In terms of pressure the lever allowed line pressure through when pulled down, as the machine has a heat exchanger for brew water. Upon releasing the lever the pressure shot up to around 12 bars before almost immediately starting to drop down towards 0 in a fairly linear fashion. I only found this out after I had returned the profiler, and I wish I could have tried it on the Synesso. That way I could have dose two identical baskets had a better idea of the influence of temperature on our love affair with lever espresso. The Scace 2 showed that initially the brew water was very stable – in the first 12-15 second after pulling the lever the temperature barely moved – maybe 0.2/0.3°C. Then the water gradually began to decrease in temperature, losing 4 or 5°C by the end of the shot. This makes sense. When the lever is pulled water fills the chamber above the coffee. Only once it starts to pass through the coffee, and lose thermal mass, dose it really start to cool off.2
This profile is a very long way away from what most pressure profiling machines out there are doing – or at least what people have said they are doing. Then again, as I said at the start, I can’t find many people talking much about it. I guess I had hoped to see more on places like coffeed, coffeegeek, twitter or on various blogs. Personally I’d be as interested in finding out what isn’t working for people, as much as what is. When I asked the Cimbali engineer which profiles he liked best, he was a little evasive – in fact very few people are willing to really get behind any one profile. I know these may change coffee to coffee, but with enough data out there I hope we’ll eventually be able to make a pretty good educated guess, the way we can with things like temperature and dose, based on the density of a particular coffee/blend.

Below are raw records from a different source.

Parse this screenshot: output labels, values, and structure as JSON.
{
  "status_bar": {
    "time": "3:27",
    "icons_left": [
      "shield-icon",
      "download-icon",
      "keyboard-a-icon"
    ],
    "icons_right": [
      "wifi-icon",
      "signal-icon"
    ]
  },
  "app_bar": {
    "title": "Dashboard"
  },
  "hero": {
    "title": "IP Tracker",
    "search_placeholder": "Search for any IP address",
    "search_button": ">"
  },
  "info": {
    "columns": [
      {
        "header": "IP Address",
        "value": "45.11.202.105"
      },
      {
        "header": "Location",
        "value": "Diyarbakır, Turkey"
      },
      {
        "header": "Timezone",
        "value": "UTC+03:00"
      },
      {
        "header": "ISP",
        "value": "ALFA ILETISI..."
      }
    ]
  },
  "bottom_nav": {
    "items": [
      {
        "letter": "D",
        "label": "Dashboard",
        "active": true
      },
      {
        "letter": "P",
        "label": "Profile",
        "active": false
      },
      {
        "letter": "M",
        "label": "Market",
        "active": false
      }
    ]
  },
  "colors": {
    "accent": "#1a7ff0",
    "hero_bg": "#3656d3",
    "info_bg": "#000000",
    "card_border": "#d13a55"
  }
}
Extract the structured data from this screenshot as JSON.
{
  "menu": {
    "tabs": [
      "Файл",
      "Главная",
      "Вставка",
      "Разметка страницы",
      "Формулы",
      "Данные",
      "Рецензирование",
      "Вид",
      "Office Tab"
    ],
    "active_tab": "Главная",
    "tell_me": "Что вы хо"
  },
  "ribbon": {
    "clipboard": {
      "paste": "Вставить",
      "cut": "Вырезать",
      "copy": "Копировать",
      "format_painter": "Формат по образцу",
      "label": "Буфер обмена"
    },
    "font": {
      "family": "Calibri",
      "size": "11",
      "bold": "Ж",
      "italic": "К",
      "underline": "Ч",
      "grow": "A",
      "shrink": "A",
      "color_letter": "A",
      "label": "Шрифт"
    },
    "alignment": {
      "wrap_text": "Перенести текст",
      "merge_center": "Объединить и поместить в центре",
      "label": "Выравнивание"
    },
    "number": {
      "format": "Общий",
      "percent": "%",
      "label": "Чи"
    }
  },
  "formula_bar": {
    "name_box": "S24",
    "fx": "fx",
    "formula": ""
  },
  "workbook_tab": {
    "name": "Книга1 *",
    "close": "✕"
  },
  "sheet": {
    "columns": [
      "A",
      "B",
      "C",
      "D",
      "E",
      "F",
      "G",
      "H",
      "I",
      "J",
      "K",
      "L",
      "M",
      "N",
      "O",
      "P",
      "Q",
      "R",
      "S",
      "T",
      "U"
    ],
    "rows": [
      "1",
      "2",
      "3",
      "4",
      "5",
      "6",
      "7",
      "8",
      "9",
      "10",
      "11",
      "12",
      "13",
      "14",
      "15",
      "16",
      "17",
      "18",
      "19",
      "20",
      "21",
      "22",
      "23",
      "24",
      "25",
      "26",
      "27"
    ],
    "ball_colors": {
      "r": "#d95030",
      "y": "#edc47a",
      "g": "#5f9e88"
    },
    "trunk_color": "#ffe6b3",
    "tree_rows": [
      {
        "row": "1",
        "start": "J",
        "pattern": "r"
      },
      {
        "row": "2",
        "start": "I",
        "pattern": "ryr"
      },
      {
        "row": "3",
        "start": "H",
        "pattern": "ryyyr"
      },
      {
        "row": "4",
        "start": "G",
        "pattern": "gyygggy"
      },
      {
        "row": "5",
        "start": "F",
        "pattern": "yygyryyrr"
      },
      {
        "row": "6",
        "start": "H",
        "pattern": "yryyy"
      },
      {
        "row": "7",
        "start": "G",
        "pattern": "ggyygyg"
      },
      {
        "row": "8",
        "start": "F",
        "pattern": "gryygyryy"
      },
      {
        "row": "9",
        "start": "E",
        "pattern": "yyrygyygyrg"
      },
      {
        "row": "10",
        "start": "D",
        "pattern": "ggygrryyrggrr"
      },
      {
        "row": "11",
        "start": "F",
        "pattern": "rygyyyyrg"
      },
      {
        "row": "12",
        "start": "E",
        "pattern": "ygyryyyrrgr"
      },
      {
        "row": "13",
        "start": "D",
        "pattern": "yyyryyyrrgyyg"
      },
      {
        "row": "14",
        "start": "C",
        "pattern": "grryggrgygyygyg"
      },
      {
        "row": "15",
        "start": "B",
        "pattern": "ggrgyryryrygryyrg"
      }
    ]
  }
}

I do have great hopes for pressure profiling, but at the same time realistic ones. I don’t expect pressure profiling to discover sweetness, or flavours that have previously remained undiscovered in coffees. I hope they can improve the clarity and presentation of them and help reduce detracting tastes and flavours. It won’t make average greens taste great, or bad roasts acceptable.
Right now it seems that engineering is, for once, way ahead of the barista. The pressure profiling machines coming can do almost anything we want – we just need to work out what that is…
I will close this post by saying thank you again to John Ermacoff – I learned a great deal through his incredibly generosity, and can’t wait to see what he comes up with next.